Giving Me The Gears



Looking back, my fascination with communication and my knees probably started about the same time somewhere on Highway 16 heading from Edmonton to Jasper with Jaime and Bart. On our bicycles. There was a lot of back and forth between us, of course. Three high-school-university friends on touring bikes had enough to talk about.  How best to find comfort on the concrete floor of a camp kitchen in Obed? Can you eat too much yogurt? Is it wrong to mix rum and orange juice? What did Plato mean by the young are to be taught in play? Is that really banjo music or just the wind playing tricks? Can you put Vaseline there? (I don't mean you, I mean can one....?) And on and on from politics to girls to derailleurs, which, if you think about it, is not that difficult a gear change.
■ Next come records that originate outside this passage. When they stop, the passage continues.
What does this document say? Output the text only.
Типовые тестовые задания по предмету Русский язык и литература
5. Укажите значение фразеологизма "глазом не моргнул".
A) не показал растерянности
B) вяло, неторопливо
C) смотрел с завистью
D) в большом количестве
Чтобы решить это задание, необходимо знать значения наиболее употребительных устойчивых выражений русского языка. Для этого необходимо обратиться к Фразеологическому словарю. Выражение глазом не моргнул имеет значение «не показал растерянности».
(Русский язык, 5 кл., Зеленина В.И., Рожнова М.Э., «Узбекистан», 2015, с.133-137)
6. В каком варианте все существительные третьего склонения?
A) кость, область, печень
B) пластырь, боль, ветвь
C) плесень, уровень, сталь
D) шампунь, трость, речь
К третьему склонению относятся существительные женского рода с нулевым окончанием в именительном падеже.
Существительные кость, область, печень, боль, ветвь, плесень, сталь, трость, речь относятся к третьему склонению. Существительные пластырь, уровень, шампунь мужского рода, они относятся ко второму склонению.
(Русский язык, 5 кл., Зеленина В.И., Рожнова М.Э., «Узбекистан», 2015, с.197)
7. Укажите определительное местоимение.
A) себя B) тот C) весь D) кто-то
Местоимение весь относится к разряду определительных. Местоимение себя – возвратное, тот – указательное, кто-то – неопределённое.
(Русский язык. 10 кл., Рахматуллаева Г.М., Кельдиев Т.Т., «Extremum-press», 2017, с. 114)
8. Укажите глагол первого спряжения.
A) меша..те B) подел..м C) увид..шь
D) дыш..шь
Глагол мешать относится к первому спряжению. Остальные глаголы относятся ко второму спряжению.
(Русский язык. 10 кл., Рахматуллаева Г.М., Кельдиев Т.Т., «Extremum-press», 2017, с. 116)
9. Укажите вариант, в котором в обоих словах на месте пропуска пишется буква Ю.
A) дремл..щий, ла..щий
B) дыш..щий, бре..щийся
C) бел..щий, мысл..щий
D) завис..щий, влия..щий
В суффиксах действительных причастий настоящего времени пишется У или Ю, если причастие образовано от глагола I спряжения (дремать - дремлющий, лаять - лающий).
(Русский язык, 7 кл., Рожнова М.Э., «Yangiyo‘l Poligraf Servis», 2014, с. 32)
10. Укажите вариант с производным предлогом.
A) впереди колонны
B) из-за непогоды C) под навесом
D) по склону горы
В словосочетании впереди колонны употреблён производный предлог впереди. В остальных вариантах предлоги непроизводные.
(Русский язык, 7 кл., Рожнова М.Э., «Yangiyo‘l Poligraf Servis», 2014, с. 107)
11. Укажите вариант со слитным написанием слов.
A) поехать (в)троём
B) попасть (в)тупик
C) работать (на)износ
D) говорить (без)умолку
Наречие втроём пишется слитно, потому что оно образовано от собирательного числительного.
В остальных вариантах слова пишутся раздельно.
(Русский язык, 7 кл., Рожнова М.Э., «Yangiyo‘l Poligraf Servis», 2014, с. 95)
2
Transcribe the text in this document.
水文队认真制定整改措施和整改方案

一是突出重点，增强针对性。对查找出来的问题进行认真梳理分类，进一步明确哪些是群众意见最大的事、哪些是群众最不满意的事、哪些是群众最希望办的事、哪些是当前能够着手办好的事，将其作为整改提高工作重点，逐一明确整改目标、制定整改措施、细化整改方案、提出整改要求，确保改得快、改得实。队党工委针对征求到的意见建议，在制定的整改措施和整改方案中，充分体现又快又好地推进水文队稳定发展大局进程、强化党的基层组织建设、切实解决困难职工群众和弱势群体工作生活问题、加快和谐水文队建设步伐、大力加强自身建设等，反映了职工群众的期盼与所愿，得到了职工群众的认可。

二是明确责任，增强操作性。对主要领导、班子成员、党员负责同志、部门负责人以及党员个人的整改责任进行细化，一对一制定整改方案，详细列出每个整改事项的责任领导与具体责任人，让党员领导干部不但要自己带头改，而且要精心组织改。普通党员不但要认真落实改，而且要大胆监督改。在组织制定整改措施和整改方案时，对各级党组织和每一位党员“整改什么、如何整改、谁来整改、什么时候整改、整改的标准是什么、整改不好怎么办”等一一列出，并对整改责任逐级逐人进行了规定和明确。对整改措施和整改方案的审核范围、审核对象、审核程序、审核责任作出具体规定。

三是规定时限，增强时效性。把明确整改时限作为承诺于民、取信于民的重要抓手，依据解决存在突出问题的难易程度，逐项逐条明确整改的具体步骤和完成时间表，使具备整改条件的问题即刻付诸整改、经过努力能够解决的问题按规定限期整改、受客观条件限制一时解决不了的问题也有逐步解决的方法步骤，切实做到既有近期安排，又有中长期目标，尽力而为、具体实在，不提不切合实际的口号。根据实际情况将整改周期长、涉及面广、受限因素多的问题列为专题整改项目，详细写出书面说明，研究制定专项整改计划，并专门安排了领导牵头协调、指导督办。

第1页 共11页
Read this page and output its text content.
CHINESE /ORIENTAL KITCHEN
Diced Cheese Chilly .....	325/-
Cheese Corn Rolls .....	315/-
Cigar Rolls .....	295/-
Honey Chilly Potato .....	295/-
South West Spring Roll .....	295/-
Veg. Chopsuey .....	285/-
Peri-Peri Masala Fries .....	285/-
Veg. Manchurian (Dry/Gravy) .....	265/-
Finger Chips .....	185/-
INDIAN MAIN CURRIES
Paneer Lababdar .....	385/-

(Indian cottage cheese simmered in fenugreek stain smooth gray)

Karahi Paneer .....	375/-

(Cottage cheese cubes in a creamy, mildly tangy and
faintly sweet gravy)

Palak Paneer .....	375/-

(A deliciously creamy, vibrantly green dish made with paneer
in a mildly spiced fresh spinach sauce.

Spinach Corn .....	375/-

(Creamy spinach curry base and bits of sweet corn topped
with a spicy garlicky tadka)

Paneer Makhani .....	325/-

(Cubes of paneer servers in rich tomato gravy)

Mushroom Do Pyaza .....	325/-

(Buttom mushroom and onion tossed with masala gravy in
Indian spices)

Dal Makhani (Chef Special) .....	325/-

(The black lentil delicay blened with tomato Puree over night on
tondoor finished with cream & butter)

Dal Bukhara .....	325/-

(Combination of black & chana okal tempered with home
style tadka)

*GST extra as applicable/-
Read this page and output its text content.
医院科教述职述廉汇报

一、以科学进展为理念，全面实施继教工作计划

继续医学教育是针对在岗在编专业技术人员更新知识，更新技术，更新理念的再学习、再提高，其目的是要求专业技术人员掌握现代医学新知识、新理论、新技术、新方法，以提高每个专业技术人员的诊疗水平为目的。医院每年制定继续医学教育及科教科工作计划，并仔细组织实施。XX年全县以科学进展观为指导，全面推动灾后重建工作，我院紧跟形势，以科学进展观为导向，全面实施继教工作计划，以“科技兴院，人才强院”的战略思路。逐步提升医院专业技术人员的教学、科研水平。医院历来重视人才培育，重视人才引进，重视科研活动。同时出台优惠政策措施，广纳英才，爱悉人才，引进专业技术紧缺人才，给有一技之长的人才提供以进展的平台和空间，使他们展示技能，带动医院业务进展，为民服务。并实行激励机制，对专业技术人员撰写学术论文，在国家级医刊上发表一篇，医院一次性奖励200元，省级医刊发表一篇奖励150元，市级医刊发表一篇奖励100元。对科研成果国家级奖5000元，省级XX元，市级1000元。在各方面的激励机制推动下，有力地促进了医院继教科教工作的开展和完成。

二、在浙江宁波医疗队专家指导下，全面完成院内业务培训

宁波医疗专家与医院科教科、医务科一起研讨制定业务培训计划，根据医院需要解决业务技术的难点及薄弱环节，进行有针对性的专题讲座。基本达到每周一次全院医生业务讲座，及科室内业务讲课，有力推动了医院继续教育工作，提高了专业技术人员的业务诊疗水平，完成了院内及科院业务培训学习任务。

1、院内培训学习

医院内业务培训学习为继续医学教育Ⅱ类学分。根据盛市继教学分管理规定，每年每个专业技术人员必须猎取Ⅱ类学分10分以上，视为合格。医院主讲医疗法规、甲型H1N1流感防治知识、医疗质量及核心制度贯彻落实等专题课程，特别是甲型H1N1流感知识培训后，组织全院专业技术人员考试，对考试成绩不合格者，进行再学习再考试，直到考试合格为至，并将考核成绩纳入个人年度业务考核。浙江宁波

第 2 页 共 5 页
But it was a different kind of communication that took hold that trip. It was the communication of gears.

I learned the obvious, that we weren't going to get to Jasper in a day. And I learned the not-so-obvious, that the touring cyclist can pick up all sorts of messages if he listens to the road, the slope of the road, the wind, the direction and force of the wind, his knees, his muscles and the rest of the cyclosphere.

Up until then, I think my imagination was the hockey player's. Go, go harder, hit hard, go, skate, go, go, go. I learned patience on that trip. The sky has a way of imparting humility. The mountain that seems never to get closer can do the same.

The real goal was to be able to keep going. And that meant taking care of my legs, my knees, and the way to do that was to keep spinning the pedals at a constant rate, not too slow (knee strain), not too fast (wasted energy). And the way to keep the pedals moving at a near-constant number of revolutions per minute was to listen to the road and the wind and change gears accordingly.

It was an inner conversation, but it was also the kind of shared commitment to knowledge that makes for friendship. And a kind of harmony. And that  kind of stuff gets bred in the sit bones.

It's been a few years since I have been on a bike regularly, but I knew it was time to gear down and get back to the thoughts that come in self-propelled motion. I drive way too much. I have seen the sunset from a bike saddle not enough times.

I realized tonight how beautiful is the sound of a gravel path when it talks to a rubber tire. It's like a round and round of applause. If you listen and have gears to hear.